The fact is, the majority of black voters in Virginia prefer that he stay on as governor, and at this point in time it would be wise to defer to them on this matter. It would be horribly unfair if an accusation of racism were to jettison a leader who has helped Virginia move forward on issues of race. As a legislator, Northam consistently voted down attempts at voter suppression, and voted to increase the minimum wage, moves that disproportionately benefit constituents of color.
As a white person, it really isn’t up to me to decide what sort of forgiveness may be extended to Gov. Northam. That’s for the people his actions have hurt to decide. But I do think it’s important to at least keep the possibility of redemption on the table. And to do so especially for those who have owned up to their past behavior and recognized it for what it was: completely unacceptable.
Early last year, actor and comedian Aziz Ansari was accused, by an anonymous woman, of sexual misconduct. The article was met with a variety of reactions, but it touched off a discussion about the gap in expectations between men and women when it came to sexual encounters.
In the wake of the reaction to this incident, I wrote an open letter to Ansari, describing my evolving understanding of the situation, and my wish that he would handle it differently. I highly doubt the letter ever got to him, but it still reflects my feelings. I believe he should have owned up to his failings, and declared, “I still have work to do.”
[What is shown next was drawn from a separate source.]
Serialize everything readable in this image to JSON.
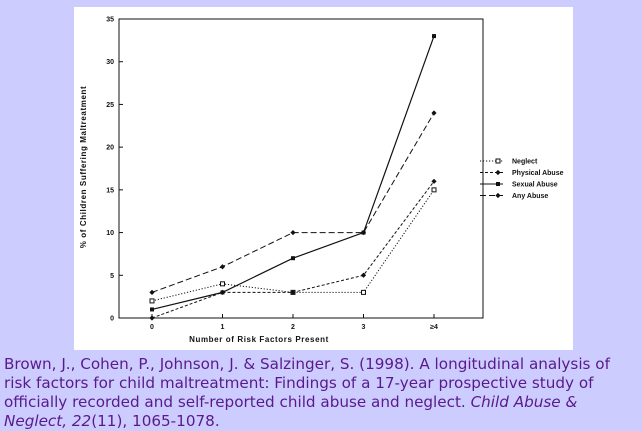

On the contrary, Ansari chose to issue a statement saying that the encounter “by all indications was completely consensual,” and accepting no blame at all. As I wrote, I understood the risk he would be taking were he to admit to his failings, and that it could impact his whole career, and that his lawyers probably told him to put his head down and power through. But this sort of approach helps to perpetuate the very injustices that Ansari, in his progressive comedy, ostensibly seeks to root out.
Like the comedian, politicians usually follow the path of denial, given that the only witnesses might be the victim making the accusation, or a college drinking buddy with a hazy memory. Their calculation is shrewd—they reason that they’re much likelier to survive the scandal based on lack of evidence than based on contrition. But it doesn’t have to be this way.
If we accept that politicians, like the rest of us, are human beings, and are guaranteed to make mistakes, particularly in their youth, it opens up the space to offer them forgiveness based on the person they’ve become. And I would much rather be led by a flawed but honest person than by one who maintains their spotless veneer by painting over it with lies.